While gearing up for the Dryad member meeting (to be held virtually on 24 May – save the date!) and publication of our annual report, we’re taking a look at last year’s numbers.
2015 was a “big” year for Dryad in many respects. We added staff, and integrated several new journals and publishing partners. But perhaps most notably, the Dryad repository itself is growing very rapidly. We published 3,926 data packages this past year — a 44% increase over 2014 — and blew past the 10,000 mark for total data packages in the repository.
Data package size
Perhaps the “biggest” Dryad story from last year is the increase in the mean size of data packages published. In 2014, that figure was 212MB. In 2015, it more than doubled to 481MB, an increase of a whopping 127%.
This striking statistic is part of the reason we opted at the beginning of 2016 to double the maximum package size before overage fees kick in (to 20GB), and simplified and reduced our overage fees.

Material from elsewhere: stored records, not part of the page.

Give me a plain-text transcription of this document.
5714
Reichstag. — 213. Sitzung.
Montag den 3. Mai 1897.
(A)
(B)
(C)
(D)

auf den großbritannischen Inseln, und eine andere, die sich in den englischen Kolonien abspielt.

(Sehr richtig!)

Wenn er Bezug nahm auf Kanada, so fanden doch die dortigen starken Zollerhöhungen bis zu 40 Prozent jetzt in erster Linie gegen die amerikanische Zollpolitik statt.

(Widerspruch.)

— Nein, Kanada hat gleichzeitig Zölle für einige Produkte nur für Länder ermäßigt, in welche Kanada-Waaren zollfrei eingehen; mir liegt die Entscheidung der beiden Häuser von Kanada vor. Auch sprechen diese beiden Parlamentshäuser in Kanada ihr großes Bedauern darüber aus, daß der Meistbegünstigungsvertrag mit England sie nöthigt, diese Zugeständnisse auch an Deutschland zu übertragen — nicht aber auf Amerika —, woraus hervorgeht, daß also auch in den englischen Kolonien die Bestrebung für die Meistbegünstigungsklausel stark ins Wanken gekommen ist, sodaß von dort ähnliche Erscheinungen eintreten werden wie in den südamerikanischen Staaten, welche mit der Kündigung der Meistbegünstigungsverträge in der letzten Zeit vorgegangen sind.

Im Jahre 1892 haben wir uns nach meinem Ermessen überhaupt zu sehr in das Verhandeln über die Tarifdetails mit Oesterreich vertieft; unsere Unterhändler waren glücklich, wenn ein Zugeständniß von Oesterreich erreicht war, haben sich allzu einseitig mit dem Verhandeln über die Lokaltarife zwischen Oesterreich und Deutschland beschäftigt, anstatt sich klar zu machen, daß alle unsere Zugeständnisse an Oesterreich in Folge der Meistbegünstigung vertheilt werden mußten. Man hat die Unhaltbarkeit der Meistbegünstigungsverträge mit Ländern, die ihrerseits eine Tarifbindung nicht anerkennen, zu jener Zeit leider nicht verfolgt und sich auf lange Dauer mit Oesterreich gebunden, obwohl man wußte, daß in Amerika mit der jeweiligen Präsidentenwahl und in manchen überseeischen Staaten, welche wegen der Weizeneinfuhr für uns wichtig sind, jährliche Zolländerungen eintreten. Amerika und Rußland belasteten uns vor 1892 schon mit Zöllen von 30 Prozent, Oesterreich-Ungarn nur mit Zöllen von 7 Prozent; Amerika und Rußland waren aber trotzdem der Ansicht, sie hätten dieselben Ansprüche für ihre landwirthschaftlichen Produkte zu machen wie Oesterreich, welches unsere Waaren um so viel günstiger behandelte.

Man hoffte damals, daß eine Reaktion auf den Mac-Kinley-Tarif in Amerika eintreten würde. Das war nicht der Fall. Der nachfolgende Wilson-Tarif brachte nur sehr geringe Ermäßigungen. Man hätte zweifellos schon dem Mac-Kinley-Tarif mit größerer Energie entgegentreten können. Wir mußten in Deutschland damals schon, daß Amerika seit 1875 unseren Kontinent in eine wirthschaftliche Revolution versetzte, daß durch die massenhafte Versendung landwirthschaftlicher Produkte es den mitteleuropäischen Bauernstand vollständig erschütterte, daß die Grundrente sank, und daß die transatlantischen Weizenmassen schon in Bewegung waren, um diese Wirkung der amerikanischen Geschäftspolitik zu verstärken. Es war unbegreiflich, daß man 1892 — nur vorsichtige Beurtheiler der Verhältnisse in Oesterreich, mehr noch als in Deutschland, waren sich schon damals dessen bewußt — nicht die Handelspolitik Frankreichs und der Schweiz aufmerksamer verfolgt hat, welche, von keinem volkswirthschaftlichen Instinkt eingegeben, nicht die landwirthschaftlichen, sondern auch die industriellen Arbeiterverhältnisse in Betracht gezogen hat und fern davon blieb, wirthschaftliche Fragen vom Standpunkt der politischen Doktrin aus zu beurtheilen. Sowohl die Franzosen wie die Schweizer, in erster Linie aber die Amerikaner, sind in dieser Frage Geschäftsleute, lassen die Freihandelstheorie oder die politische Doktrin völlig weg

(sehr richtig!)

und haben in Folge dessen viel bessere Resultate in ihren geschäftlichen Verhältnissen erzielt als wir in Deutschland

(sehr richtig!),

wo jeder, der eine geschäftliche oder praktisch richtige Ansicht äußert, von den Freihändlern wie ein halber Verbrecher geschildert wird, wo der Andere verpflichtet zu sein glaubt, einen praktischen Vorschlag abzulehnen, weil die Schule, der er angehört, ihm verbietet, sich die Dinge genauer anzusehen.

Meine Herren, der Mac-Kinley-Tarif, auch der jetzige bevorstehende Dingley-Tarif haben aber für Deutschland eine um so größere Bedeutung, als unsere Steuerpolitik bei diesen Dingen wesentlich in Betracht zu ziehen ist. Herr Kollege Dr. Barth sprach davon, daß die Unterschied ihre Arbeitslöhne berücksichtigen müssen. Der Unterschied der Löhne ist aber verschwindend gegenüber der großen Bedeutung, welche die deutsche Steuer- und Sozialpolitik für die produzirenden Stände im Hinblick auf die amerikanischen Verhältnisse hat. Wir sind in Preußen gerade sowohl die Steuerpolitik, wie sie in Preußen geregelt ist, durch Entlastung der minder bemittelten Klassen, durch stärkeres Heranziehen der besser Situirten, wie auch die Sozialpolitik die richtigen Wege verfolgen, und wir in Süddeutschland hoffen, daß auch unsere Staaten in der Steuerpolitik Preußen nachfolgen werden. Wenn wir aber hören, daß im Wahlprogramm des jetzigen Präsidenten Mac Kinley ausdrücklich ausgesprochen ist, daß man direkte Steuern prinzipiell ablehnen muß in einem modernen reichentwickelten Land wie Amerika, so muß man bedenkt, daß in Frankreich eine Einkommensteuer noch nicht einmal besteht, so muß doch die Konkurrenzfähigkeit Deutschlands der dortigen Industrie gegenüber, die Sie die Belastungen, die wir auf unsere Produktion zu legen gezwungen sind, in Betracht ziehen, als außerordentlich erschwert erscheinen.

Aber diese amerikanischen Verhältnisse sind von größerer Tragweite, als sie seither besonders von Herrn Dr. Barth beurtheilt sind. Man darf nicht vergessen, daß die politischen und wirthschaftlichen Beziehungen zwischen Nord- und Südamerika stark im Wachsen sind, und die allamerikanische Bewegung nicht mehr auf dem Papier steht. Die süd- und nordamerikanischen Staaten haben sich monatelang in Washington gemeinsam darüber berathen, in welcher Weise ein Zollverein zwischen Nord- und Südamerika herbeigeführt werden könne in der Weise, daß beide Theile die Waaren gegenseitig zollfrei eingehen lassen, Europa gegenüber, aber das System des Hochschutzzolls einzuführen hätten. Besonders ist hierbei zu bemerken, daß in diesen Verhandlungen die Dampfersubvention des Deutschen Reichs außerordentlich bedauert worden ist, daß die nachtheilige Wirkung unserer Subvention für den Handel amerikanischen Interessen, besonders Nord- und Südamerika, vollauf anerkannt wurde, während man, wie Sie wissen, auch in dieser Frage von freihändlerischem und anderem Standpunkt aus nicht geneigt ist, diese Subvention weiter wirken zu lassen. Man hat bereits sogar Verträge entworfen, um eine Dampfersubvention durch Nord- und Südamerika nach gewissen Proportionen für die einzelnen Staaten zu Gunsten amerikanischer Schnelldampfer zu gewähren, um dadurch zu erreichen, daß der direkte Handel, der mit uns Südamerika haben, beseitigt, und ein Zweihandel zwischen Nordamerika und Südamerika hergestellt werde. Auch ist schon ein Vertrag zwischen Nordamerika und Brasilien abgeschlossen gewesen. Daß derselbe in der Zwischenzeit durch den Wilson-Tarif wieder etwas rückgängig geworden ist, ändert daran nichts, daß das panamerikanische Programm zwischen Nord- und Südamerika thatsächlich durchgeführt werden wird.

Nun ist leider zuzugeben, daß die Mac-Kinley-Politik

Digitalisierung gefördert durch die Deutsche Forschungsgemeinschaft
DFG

We want researchers to continue to archive more (and larger) data files, and to do so sustainably. Meanwhile, we do continue to welcome many submissions on the smaller end of the scale.
Distribution of Dryad data package size by year. Boxplot shows median, 1st and 3rd quartiles, and 95% confidence interval of median. Note the log scale of the y-axis.
In 2015, the mean number of files in a data package was about 3.4, with 104 as the largest number of files in any data package. To see how times have changed, compare this to a post from 2011 (celebrating our 1,000th submission), where we noted:
Interestingly, most of the deposits are relatively small in size. Counting all files in a data package together, almost 80% of data packages are less than one megabyte. Furthermore, the majority of data packages contain only one data file and the mean is a little less than two and a half. As one might expect, many of the files are spreadsheets or in tabular text format. Thus, the files are rich in information but not so difficult to transfer or store.
We have yet to do a full analysis of file formats deposited in 2015, but we see among the largest files many images and videos, as would be expected, but also a notable increase in the diversity of DNA sequencing-related file formats.
So not only are there now more and bigger files in Dryad, there’s also greater complexity and variety. We think this shows that more people are learning about the benefits of archiving and reusing multiple file types, and that researchers (and publishers) are broadening their view of what qualifies as “data.”
So who had the biggest download numbers in 2015? Interestingly, nearly all of last year’s most-downloaded data packages are from genetics/genomics. 3 of the top 5 are studies of specific wild populations and how they adapt to changing circumstances — Sailfin Mollies (fish), blue tits (birds), and bighorn sheep, specifically.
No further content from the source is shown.